LInKs "Lifting Independent Keypoints" -- Partial Pose Lifting for Occlusion Handling with Improved Accuracy in 2D-3D Human Pose Estimation
This addresses occlusion handling in 3D human pose estimation for applications like robotics and AR/VR, though it appears incremental with specific improvements.
The paper tackles the problem of 3D human pose estimation from 2D skeletons under occlusion by proposing LInKs, a two-step unsupervised method that lifts occluded 2D poses to 3D and then fills in missing parts, achieving a 7.9% reduction in reconstruction error on Human3.6M compared to prior work.
We present LInKs, a novel unsupervised learning method to recover 3D human poses from 2D kinematic skeletons obtained from a single image, even when occlusions are present. Our approach follows a unique two-step process, which involves first lifting the occluded 2D pose to the 3D domain, followed by filling in the occluded parts using the partially reconstructed 3D coordinates. This lift-then-fill approach leads to significantly more accurate results compared to models that complete the pose in 2D space alone.
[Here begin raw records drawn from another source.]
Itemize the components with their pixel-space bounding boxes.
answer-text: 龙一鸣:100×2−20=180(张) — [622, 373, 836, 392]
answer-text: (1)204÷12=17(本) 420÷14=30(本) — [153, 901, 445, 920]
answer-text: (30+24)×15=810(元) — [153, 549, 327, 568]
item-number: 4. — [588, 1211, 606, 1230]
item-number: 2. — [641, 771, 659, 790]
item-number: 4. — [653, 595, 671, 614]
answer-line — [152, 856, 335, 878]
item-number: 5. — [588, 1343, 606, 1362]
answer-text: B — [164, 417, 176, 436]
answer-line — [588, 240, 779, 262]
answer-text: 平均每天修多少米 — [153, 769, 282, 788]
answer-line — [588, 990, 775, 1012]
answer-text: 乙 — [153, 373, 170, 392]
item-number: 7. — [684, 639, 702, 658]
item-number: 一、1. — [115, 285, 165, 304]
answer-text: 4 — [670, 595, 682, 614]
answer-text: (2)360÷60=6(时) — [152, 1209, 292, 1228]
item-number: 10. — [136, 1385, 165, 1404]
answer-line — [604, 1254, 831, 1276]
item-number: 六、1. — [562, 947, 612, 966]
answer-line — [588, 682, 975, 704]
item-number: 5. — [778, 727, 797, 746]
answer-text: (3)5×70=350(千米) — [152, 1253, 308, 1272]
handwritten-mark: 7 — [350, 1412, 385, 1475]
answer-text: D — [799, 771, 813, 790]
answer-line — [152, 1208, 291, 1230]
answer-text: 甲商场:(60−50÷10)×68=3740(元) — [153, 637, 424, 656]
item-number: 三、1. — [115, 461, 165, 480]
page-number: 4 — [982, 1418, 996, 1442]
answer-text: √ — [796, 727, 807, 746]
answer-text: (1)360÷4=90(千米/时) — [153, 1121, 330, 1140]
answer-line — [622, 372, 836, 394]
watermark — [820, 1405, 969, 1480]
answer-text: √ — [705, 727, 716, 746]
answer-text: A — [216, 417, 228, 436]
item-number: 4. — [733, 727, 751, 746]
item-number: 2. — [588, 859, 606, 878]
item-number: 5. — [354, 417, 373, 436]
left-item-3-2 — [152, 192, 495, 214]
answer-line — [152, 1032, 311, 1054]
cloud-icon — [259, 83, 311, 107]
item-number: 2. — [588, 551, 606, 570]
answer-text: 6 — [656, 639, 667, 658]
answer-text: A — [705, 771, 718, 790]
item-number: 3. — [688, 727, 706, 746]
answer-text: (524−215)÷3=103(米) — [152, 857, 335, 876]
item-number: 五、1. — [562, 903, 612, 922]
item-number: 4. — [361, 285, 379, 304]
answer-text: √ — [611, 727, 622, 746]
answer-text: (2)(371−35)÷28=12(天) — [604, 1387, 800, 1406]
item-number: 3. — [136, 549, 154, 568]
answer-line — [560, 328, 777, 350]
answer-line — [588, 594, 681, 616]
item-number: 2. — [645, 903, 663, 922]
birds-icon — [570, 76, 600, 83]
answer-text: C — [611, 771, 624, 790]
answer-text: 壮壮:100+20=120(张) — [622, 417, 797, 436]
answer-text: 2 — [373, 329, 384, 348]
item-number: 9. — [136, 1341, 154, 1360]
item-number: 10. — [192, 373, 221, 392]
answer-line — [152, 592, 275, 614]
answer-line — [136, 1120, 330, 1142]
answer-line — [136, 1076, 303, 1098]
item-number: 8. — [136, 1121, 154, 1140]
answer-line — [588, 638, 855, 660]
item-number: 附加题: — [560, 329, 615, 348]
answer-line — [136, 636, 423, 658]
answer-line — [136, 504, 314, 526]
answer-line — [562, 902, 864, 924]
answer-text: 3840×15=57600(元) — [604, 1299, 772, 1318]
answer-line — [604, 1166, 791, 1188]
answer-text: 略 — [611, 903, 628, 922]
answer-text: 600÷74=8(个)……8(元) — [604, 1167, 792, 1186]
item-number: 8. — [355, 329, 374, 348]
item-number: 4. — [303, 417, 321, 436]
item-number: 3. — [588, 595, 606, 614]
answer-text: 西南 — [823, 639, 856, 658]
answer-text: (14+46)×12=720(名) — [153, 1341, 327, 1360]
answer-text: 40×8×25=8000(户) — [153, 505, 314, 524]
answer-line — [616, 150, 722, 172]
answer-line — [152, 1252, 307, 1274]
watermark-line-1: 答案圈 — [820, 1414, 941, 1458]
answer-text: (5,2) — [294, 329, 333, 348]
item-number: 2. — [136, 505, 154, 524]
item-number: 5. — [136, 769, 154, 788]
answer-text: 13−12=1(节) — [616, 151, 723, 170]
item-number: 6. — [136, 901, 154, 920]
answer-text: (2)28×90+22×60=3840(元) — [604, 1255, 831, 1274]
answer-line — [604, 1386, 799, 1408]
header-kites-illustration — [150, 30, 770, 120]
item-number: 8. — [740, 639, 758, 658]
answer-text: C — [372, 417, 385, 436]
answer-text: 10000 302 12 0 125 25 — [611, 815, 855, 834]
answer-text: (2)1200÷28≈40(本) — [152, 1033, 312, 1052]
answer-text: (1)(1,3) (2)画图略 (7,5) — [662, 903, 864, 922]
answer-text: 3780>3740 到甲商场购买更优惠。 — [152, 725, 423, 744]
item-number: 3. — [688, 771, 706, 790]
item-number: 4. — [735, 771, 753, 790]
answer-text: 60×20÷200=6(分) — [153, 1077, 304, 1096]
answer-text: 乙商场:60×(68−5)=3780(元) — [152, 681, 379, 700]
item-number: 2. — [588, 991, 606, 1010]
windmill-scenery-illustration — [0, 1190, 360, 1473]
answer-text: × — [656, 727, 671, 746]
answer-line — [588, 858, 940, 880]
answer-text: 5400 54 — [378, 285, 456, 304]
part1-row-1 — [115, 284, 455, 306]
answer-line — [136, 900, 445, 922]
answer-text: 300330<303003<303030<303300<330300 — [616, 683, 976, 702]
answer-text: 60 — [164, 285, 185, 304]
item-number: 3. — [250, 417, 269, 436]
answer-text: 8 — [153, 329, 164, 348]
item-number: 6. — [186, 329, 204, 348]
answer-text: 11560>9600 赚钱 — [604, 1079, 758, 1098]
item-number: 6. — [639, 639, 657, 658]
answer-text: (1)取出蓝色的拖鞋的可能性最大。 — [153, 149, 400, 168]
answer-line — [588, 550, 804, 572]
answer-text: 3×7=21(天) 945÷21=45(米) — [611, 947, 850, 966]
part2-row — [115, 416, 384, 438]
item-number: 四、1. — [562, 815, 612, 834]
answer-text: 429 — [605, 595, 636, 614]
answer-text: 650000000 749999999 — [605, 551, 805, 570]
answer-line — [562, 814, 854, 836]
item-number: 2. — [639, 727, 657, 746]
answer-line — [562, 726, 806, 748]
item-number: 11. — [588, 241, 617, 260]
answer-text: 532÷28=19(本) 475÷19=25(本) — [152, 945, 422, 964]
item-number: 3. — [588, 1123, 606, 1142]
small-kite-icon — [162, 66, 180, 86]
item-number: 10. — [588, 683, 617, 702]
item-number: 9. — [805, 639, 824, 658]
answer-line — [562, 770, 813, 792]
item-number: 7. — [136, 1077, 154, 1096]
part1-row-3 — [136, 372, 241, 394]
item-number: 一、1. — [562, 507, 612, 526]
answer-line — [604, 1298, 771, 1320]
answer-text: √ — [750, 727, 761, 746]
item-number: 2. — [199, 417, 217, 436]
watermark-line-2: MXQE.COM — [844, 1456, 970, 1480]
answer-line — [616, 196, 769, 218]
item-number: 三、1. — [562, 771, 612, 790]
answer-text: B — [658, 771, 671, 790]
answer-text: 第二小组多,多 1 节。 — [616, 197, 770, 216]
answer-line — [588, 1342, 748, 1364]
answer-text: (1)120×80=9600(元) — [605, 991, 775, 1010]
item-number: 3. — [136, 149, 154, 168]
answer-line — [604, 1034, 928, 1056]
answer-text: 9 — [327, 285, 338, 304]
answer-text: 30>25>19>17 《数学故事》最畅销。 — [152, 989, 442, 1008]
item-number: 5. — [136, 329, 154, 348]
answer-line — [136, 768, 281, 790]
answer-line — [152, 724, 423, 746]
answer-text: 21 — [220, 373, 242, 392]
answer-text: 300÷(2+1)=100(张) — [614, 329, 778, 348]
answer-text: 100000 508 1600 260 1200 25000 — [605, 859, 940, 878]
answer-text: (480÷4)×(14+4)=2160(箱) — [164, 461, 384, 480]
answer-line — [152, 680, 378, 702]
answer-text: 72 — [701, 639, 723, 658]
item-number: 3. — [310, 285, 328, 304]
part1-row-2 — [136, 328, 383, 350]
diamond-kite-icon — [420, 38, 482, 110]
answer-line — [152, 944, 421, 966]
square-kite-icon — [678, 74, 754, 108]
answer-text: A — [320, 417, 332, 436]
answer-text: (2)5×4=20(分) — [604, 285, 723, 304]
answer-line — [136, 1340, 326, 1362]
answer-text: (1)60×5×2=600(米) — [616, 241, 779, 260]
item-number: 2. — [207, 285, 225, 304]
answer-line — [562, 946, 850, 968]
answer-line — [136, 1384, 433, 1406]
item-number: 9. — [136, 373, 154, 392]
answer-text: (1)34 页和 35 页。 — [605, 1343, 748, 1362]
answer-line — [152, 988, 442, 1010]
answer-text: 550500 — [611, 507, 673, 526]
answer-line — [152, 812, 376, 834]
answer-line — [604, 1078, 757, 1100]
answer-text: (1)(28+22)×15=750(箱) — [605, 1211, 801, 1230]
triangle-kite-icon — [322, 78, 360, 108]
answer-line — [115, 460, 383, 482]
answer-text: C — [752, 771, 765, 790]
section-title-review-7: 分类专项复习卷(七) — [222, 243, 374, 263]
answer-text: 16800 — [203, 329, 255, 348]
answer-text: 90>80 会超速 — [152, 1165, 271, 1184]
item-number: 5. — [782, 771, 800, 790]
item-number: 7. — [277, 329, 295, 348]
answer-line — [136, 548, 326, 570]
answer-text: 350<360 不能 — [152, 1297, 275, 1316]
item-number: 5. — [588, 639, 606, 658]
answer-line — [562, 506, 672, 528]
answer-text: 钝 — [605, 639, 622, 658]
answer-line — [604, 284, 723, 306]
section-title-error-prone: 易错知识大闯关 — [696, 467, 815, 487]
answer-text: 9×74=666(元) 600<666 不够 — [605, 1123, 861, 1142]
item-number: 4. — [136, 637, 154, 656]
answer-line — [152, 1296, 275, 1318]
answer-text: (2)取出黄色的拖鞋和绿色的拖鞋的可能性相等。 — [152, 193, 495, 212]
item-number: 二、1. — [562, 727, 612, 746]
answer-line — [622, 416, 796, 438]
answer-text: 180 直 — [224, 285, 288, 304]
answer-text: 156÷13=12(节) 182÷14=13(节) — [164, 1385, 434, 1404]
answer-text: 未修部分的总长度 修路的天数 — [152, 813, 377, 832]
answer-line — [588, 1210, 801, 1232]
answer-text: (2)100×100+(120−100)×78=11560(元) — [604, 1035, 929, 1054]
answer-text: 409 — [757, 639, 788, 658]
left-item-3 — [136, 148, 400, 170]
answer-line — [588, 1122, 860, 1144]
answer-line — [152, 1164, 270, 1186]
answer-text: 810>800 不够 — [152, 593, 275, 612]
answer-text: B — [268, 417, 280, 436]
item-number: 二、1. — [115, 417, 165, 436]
Additionally, we improve the stability and likelihood estimation of normalising flows through a custom sampling function replacing PCA dimensionality reduction previously used in prior work. Furthermore, we are the first to investigate if different parts of the 2D kinematic skeleton can be lifted independently which we find by itself reduces the error of current lifting approaches. We attribute this to the reduction of long-range keypoint correlations. In our detailed evaluation, we quantify the error under various realistic occlusion scenarios, showcasing the versatility and applicability of our model. Our results consistently demonstrate the superiority of handling all types of occlusions in 3D space when compared to others that complete the pose in 2D space. Our approach also exhibits consistent accuracy in scenarios without occlusion, as evidenced by a 7.9% reduction in reconstruction error compared to prior works on the Human3.6M dataset. Furthermore, our method excels in accurately retrieving complete 3D poses even in the presence of occlusions, making it highly applicable in situations where complete 2D pose information is unavailable.